В одно из последующих мгновений моим вниманием завладела чья-то истово-вздыбленная над всеми тощая голова с лицом мученика — до странности знакомым, даже известным, почти популярным. «Ба! — осенило меня с некоторым запозданием. — Это же Аристарх Беззаветный! Стихотворец-правдолюб.
Собственной персоной. Менестрель, имеющий зуб на зажимщиков „творческой мысли“. На память пришла не столь давняя схватка Аристарха с одним из бывших чиновников с депутатским значком. Сочинитель — натура резкая, горячая, неожиданная. Вот к то способен развеселить! Необходимо к нему пробиться поближе».
Еще на подступах к поэту можно было расслышать, как тот рифмовал, складывая слова в нечто наверняка язвительное, диссидентское, идущее вразрез с общепринятыми нормами.
Вот и стали мы делегатами, кандидатами в упокойнички! — бесстрашно напевал Беззаветный очередные свои стишки на мотив бессмертного романса «Очи черные».
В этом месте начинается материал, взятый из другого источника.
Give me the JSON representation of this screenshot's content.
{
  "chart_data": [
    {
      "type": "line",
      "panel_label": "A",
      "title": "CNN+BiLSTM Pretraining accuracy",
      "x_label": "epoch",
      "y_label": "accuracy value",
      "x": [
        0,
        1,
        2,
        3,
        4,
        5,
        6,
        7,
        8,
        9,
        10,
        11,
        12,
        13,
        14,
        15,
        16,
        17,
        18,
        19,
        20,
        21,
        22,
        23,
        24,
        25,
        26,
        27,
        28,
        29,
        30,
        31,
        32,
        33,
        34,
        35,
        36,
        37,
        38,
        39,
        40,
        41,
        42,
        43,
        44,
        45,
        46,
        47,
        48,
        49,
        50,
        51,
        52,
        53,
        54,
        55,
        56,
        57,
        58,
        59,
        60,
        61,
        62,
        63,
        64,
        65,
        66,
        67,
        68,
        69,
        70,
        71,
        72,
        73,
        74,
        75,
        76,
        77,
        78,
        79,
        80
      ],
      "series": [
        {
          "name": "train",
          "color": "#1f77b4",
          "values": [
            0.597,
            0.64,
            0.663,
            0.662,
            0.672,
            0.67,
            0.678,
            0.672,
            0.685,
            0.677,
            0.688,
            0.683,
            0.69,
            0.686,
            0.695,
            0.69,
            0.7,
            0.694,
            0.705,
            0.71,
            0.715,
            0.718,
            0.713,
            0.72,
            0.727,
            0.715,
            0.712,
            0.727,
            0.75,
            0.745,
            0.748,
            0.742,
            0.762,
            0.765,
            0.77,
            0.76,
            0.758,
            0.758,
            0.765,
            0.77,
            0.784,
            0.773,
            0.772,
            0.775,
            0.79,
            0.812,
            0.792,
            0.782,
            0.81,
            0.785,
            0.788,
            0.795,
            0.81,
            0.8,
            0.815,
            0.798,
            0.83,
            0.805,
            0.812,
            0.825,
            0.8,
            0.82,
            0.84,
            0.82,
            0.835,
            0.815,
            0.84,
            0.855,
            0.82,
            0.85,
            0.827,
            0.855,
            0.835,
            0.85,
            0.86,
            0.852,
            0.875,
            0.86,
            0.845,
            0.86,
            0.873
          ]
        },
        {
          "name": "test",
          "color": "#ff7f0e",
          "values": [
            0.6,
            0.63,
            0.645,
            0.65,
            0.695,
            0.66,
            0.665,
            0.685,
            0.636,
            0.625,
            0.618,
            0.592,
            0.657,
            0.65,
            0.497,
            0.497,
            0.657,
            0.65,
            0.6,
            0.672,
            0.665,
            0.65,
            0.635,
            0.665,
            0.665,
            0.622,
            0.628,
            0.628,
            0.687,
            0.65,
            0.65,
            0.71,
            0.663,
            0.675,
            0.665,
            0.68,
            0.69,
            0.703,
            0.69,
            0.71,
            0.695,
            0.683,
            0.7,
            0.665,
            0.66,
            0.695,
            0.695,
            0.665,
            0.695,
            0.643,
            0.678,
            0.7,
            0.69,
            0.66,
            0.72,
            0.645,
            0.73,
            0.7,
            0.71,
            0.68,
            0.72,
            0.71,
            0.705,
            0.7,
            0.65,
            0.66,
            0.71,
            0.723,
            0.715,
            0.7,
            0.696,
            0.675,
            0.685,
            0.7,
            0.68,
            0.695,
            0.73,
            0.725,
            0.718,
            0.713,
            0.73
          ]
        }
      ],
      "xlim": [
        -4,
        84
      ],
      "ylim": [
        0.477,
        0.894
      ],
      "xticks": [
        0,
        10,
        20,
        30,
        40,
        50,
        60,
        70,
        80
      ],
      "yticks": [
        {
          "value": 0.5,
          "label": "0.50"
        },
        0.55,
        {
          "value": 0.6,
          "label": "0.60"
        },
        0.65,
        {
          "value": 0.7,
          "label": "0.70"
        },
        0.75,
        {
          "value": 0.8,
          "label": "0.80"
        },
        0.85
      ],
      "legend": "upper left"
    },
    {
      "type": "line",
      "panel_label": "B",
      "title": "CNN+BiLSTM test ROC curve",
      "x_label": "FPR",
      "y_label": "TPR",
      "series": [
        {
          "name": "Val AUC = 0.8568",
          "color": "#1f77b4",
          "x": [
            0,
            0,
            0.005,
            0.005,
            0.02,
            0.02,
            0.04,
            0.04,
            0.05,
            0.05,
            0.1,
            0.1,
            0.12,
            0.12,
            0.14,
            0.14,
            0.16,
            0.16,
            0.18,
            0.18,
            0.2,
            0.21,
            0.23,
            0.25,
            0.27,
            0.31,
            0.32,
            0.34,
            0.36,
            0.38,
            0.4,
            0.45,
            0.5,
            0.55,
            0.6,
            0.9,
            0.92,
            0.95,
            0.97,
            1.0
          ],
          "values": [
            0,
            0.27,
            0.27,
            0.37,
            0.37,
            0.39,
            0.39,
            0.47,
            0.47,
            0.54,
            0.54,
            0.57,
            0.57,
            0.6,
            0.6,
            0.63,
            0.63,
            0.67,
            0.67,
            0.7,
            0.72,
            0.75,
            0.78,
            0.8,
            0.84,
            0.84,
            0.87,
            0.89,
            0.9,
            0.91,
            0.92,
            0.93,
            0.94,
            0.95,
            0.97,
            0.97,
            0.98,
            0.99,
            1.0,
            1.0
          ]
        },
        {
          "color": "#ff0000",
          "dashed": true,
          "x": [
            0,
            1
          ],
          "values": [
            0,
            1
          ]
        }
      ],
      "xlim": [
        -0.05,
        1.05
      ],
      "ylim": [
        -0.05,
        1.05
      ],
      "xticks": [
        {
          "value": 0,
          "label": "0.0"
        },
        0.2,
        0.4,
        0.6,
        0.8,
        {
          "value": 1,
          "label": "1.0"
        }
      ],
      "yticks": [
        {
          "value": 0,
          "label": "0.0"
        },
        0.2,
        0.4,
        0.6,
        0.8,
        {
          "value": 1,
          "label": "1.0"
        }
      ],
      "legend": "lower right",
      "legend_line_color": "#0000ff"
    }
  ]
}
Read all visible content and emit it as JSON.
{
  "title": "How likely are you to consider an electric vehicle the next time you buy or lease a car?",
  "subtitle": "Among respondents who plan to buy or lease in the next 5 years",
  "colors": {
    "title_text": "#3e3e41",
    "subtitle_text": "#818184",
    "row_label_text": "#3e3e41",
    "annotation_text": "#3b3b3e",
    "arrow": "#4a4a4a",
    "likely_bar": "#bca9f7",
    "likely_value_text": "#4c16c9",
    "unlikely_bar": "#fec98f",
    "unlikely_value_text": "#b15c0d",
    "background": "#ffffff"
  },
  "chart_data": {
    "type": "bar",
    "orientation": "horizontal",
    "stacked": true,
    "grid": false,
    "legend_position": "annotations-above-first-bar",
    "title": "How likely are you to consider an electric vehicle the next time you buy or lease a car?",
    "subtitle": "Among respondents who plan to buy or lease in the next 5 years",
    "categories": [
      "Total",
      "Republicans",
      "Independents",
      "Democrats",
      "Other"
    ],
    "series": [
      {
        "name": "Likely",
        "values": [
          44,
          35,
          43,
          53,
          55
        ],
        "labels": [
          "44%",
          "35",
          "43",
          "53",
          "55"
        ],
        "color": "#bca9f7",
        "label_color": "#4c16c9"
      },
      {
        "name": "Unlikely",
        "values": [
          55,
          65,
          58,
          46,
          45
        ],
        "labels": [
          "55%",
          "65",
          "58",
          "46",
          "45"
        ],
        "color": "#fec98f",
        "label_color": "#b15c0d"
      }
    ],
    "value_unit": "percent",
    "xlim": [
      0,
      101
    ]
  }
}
— Искусство не должно угнетать, — настаивал на своем профессор Смарагдов, поспевая за мной, причем без малейших признаков послевоенной одышки. (Помнится, я как-то уже говорил, что на дороге люди не только не болели, не старели, не уставали, но даже не умирали в общепринятом понимании этого слова — отпали эти заботы.)
Отловив в воздухе хрящеватым, бескровным ухом слово «искусство», произнесенное профессором и белой вороной повисшее над толпой, Аристарх Беззаветный посмотрел в нашу сторону. Тонкие, казалось наполовину съеденные в творческих терзаниях, губы поэта изобразили ироническую усмешку. Вряд ли он узнал меня или профессора, — слишком коротким было наше вчерашнее знакомство и общение. Скорей всего Беззаветный принял нас за собирателей автографов, продирающихся сквозь толпу к своему кумиру.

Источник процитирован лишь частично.